MEXICO CITY (AP) – President Vicente Fox’s chief of staff resigned on Monday, a stunning announcement that indicated even the Mexican leader’s most trusted staff have become disillusioned with his administration and his wife’s possible campaign to succeed him.

Alfonso Durazo turned in a 19-page letter saying he objected to first lady Marta Sahagun’s presidential ambitions and claiming the administration was repeating some of the vices of the old ruling party that Fox unseated after seven decades in power.

“The desire for a government to decide who the next president will be or won’t be was the original sin of the old regime,” Durazo wrote in the resignation letter, dated June 22. “It is my conviction that that the issue of presidential succession is operating more under the logic of the old regime than that of a government of transition.”

He was referring to the Institutional Revolutionary Party, or PRI, which held Mexico’s presidency without interruption from 1929 until Fox defeated it in the polls in 2000. Under the PRI, the outgoing president named his party’s presidential nominee, who invariably went on to win the vote.

The criticism was especially cutting because Fox has billed his administration as “the government of change” that would abolish old, undemocratic practices. He is limited by the constitution to one six-year term in office.

The letter added to criticism swirling around Sahagun, who has faced allegations that the private charity foundation she runs has received hidden government funding.

“The country has certainly advanced politically, enough that it is ready for a woman to reach the presidency of the republic,” Durazo said. “Nonetheless, it is not prepared to have the president leave the presidency to his wife.”

The president’s office issued a statement saying that it “does not share either the points of view or the reasons” cited by Durazo.

Fox told reporters late Monday that Emilio Goicoechea Luna, a business chamber leader and senator, would become private secretary and that Ruben Aguilar Valenzuela, who had headed an analysis unit at the presidency, would be spokesman.
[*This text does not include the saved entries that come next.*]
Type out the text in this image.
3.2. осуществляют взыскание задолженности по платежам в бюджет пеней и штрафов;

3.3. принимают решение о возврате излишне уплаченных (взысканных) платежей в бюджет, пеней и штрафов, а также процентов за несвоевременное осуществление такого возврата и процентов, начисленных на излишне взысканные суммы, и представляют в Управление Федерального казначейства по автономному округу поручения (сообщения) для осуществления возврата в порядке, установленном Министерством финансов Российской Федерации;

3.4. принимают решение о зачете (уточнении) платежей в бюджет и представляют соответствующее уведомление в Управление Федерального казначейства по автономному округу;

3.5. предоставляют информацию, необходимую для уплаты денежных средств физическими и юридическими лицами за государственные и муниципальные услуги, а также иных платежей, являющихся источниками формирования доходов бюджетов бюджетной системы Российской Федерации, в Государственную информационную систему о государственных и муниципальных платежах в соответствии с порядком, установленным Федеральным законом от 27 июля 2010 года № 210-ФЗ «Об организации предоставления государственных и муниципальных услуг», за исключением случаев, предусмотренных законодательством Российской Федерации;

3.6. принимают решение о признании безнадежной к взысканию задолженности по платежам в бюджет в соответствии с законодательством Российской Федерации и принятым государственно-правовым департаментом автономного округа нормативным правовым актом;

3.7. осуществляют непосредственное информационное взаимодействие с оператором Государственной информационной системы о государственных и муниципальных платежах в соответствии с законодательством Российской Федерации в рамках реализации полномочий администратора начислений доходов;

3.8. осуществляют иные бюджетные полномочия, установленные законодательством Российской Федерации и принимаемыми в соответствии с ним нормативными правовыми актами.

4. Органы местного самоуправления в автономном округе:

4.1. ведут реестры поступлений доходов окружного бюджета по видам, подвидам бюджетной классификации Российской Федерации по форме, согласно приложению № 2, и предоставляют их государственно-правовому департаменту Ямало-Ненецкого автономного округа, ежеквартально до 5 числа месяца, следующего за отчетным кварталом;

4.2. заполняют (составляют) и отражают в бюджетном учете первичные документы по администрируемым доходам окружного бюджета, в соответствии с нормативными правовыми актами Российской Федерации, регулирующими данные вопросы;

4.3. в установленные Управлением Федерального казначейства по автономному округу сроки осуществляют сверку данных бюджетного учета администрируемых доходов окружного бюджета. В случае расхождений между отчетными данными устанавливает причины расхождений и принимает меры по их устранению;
“I am sure that his lengthy public experience and his outstanding past performance mean Emilio Goicoechea will do a remarkable job in the post he takes over today,” the president said without taking questions.

Fox has been unwilling or unable to curb the ambitions of Sahagun. She has neither formally declared her candidacy nor ruled it out, but she continues to crisscross the country handing out donations from her Vamos Mexico foundation.